A limitation of the present study is the use of molecular mechanics, non-reactive force fields, which do not capture proton transfer, charge delocalization beyond fixed charges, or electronic polarization effects. These processes are particularly relevant for hydroxide ions, where structural diffusion and proton transfer play a central role in dynamics. As a result, the lifetimes and stability of the hydroxide CIPs reported here may differ quantitatively from those obtained using AIMD. Nevertheless, the classical simulations provide statistically robust insight into ion spatial distributions and encounter frequencies, which are expected to remain qualitatively valid. The present studies provide reference data to be compared with future AIMD data. The use of a polarizable molecular mechanics force field is expected to strengthen the stability of the OH−–OH− CIP relative to the non-polarizable model by strengthening the polarization in the H2O bridges. Application of AIMD should carefully account for the response time of the electron density to the dynamics of the H2O molecules and to the approaching rate of the OH− ions. When AIMD is used for this problem, we suggest to confine the distance between the OH−–OH− ions in values near the maximum of the CIP and near the second incipient minimum to compute the ionization energies of the OH− as well as the reactions that the pair initiates in the surrounding molecules. It is expected that the ionization energies of each of the OH− ions will be lower than that of the free OH− ions because of the presence of the neighboring negative charge. A neighboring negative charge may also prevent electron recombination and may initiate proton transfer reactions within the surrounding molecules. The neighbouring negative charge may not be limited to an anion, but it may also be a negatively charged surface. In future research we examine how these precursor configurations evolve into chemically reactive events using reactive and AIMD modeling.

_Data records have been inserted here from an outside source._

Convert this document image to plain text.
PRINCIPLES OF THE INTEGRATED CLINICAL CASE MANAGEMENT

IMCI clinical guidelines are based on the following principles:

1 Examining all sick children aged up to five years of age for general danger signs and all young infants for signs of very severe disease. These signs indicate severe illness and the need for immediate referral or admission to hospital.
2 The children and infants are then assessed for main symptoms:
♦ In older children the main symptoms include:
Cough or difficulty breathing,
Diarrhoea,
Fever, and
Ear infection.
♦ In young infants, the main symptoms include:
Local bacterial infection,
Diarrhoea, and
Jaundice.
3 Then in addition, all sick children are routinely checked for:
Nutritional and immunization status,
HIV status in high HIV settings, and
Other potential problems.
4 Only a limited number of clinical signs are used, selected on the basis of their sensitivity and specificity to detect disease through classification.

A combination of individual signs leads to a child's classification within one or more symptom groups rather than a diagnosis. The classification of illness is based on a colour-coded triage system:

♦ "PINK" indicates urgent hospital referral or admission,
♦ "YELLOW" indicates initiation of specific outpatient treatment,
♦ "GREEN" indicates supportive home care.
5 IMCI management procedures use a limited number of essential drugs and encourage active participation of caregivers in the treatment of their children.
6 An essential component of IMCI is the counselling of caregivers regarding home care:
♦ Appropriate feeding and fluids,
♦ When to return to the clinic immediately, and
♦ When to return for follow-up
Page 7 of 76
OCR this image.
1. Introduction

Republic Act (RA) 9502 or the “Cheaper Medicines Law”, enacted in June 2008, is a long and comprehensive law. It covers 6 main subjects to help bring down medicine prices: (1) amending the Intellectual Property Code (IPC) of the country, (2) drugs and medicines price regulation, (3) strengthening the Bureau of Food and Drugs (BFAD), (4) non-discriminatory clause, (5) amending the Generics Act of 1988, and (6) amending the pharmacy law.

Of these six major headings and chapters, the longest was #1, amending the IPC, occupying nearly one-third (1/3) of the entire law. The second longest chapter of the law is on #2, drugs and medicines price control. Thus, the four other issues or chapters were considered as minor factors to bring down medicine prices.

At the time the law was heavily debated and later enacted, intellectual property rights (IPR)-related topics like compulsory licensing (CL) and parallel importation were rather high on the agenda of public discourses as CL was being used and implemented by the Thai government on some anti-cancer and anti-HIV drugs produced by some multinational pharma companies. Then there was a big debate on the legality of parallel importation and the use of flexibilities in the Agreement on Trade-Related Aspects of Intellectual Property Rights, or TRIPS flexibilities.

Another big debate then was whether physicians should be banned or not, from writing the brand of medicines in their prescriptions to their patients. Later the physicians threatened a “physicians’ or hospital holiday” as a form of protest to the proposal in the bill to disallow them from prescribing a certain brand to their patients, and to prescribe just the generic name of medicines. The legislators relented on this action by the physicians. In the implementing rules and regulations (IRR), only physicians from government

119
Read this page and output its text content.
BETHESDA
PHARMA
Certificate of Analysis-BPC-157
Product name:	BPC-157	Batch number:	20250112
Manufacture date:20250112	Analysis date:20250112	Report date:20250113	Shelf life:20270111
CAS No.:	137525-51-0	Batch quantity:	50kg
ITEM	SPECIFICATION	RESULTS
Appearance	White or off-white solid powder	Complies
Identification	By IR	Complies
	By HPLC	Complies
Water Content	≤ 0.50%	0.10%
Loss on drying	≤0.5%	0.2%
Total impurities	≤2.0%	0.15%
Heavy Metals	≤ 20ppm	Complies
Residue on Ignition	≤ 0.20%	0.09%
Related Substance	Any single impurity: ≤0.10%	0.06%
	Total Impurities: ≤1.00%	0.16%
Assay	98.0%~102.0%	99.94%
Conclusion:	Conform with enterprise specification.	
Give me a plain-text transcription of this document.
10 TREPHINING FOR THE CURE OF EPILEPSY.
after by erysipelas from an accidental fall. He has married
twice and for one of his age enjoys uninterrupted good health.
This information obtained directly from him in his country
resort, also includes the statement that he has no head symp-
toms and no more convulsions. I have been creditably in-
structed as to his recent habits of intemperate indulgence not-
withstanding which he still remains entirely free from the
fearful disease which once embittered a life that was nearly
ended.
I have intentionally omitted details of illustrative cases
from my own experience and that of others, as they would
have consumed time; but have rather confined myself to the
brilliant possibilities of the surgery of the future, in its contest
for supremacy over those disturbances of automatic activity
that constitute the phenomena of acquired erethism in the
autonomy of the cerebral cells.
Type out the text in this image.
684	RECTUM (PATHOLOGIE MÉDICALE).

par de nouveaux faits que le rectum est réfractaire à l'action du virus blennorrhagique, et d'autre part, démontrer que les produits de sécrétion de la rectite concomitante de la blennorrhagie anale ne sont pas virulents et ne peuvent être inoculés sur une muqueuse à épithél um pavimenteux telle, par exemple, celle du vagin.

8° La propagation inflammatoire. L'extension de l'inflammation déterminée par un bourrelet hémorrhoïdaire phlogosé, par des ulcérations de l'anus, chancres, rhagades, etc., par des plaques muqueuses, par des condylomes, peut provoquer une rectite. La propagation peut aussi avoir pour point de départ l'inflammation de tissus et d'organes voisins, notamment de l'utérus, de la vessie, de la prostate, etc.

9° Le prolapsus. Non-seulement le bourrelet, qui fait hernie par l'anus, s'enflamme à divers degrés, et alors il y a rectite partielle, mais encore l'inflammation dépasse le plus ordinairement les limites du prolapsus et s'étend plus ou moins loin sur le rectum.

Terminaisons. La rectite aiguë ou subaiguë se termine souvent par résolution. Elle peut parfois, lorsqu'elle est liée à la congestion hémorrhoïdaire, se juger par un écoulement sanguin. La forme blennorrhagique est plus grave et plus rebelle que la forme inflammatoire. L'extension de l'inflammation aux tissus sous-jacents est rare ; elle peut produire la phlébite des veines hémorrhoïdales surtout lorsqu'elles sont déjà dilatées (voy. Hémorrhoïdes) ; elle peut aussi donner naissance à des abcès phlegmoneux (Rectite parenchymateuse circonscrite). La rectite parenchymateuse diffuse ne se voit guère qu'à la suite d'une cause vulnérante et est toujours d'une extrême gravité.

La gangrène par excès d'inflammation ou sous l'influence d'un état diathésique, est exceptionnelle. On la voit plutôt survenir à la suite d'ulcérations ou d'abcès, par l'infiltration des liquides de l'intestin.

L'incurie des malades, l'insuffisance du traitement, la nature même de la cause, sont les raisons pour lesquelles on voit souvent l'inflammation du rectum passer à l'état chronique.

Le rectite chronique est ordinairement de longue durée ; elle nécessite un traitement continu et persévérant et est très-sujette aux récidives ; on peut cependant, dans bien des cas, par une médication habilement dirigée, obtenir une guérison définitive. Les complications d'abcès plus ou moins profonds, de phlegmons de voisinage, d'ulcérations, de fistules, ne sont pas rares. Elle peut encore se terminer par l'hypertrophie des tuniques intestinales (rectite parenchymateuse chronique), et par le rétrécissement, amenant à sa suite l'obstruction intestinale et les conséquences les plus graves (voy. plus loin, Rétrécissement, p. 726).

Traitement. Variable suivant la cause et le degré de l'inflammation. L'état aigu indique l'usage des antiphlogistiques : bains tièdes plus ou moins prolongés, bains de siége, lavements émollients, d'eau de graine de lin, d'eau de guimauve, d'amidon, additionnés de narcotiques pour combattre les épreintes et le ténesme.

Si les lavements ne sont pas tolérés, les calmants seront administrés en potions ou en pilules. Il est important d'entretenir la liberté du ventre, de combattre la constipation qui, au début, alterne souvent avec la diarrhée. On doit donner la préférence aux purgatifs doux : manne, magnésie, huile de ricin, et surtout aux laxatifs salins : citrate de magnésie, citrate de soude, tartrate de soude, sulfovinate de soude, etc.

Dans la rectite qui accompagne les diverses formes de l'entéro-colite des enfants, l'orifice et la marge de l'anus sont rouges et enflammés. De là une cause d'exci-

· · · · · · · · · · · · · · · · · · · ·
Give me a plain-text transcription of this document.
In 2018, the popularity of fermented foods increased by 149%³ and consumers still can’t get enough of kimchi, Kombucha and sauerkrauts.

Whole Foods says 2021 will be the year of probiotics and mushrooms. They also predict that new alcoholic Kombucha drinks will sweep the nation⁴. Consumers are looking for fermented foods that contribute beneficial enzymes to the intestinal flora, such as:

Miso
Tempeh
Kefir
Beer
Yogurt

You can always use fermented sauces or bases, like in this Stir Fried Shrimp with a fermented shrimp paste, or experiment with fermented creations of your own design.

Finally, the distinct radial distribution of hydroxide ions to alkali ions is the starting point to address the differences in ionization efficiency between negative and positive modes in electrospray ionization, where the depth of ions below the interface determine their reactivity with analytes, their likelihood of emission,83,89 and the size of the emitted cluster.83,89 We also suggest extension of both the experimental and computational studies to supercooled droplets and higher-temperature regimes and to different H-bonded solvents such as fluorinated alcohols to further clarify the role of hydrogen-bond dynamics and diffusion in governing interfacial chemistry.